Last month we covered the taboo topic of those less than perfect funders in your lives and their often painful grant processes that drive you a bit nutty.
Well, the tables are turned this month, so hold on tight as we talk about a different perspective. If you’re a funder joining us, we hope you get a good chuckle as we uncover some of the things REALLY on your mind. And if you’re a nonprofit reading this, we’re hoping none of this sounds familiar. And if it does, take heed. You may want to consider changing your approach, so you’re not becoming THAT person the funder goes home and complains to their partner about.
Funders, have you found yourself falling asleep as you read yet another hum drum grant proposal that never really answers any of your foundation’s questions? Or how about the grant seeker that uses 500 flowery words to communicate what could have been said in 50? And aren’t you jumping for joy when that onslaught of crisis phone calls come in 5 minutes before the grant deadline because the technology seems to be failing for everyone who planned poorly and waited until the last minute to hit the “submit” button? Uh….hello….your emergency isn’t my emergency! Oh, and let’s not forget how special you feel when you’re reviewing proposals and notice how certain applicants seem to have forgotten your name and included the name of another funder instead. Oh dear, could it be a failed search and replace, another boiler plate template or early onset dementia? The good news is that for every grant applicant who doesn’t get your name right, there is another who loves you. Like REALLY REALLY loves you. These people are also known as psycho crazy stalkers—you know who we’re talking about. These are the individuals who conveniently bump into you in places outside of work or decide to “pop by” your office for a surprise visit and then leave a love note on your car.
We realize we are exaggerating and may sound a wee bit sarcastic. Here’s the thing, though. The grantor-grantee relationship is a tough one to navigate. Over the years the PiP team has had experience on both sides of the fence. And just like we all probably have a few skeletons in our personal closets, nonprofits (and the funders that fund them) are no different. We’re all human after all.

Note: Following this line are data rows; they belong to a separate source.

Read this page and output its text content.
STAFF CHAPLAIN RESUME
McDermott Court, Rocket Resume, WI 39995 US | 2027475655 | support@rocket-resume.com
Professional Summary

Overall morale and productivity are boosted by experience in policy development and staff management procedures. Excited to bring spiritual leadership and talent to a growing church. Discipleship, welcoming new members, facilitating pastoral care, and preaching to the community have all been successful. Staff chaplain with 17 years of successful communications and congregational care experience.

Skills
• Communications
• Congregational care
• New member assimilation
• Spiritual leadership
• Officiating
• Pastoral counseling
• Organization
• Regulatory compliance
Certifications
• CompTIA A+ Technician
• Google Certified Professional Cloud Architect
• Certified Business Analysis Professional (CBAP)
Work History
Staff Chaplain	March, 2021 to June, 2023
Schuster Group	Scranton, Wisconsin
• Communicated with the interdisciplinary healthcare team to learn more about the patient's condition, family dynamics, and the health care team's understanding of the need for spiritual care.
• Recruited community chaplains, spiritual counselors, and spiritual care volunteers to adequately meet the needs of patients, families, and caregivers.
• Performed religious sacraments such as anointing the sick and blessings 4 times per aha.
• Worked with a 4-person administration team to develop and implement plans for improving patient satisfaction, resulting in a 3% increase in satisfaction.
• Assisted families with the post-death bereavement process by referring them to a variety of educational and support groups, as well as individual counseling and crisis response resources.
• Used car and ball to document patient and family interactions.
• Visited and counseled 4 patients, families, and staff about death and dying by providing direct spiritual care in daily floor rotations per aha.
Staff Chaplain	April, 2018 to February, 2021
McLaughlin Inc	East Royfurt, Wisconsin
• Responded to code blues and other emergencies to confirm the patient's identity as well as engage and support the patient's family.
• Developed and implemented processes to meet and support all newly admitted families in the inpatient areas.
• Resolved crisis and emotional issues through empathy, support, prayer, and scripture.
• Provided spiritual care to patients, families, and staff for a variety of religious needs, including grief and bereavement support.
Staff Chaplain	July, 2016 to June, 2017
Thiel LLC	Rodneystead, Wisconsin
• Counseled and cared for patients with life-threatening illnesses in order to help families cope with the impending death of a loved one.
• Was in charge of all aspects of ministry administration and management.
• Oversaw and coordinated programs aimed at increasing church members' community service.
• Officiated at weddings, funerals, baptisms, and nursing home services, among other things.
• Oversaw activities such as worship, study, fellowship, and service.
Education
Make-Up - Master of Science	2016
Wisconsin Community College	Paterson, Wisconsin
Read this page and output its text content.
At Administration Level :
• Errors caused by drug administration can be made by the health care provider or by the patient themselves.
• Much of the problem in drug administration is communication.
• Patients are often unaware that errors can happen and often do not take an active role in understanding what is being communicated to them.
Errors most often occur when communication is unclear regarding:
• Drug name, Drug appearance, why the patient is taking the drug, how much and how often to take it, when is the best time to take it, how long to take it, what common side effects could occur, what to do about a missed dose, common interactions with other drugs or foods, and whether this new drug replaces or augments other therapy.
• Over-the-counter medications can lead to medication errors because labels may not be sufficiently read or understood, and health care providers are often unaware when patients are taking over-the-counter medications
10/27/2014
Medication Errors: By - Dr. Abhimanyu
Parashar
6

So, what do we do about this uncomfortable dynamic between those giving away the money and those seeking the money? Perhaps it’s simpler than we all think. Perhaps it starts with what we all deeply crave and often don’t get enough of —genuine relationships. Honesty from both parties about their challenges, their needs, and what’s working or isn’t. Candid conversations with feedback that goes both ways. A check-in about the relationship and what each party could do to strengthen it.
Add some empathy to the mix, and imagine the possibilities.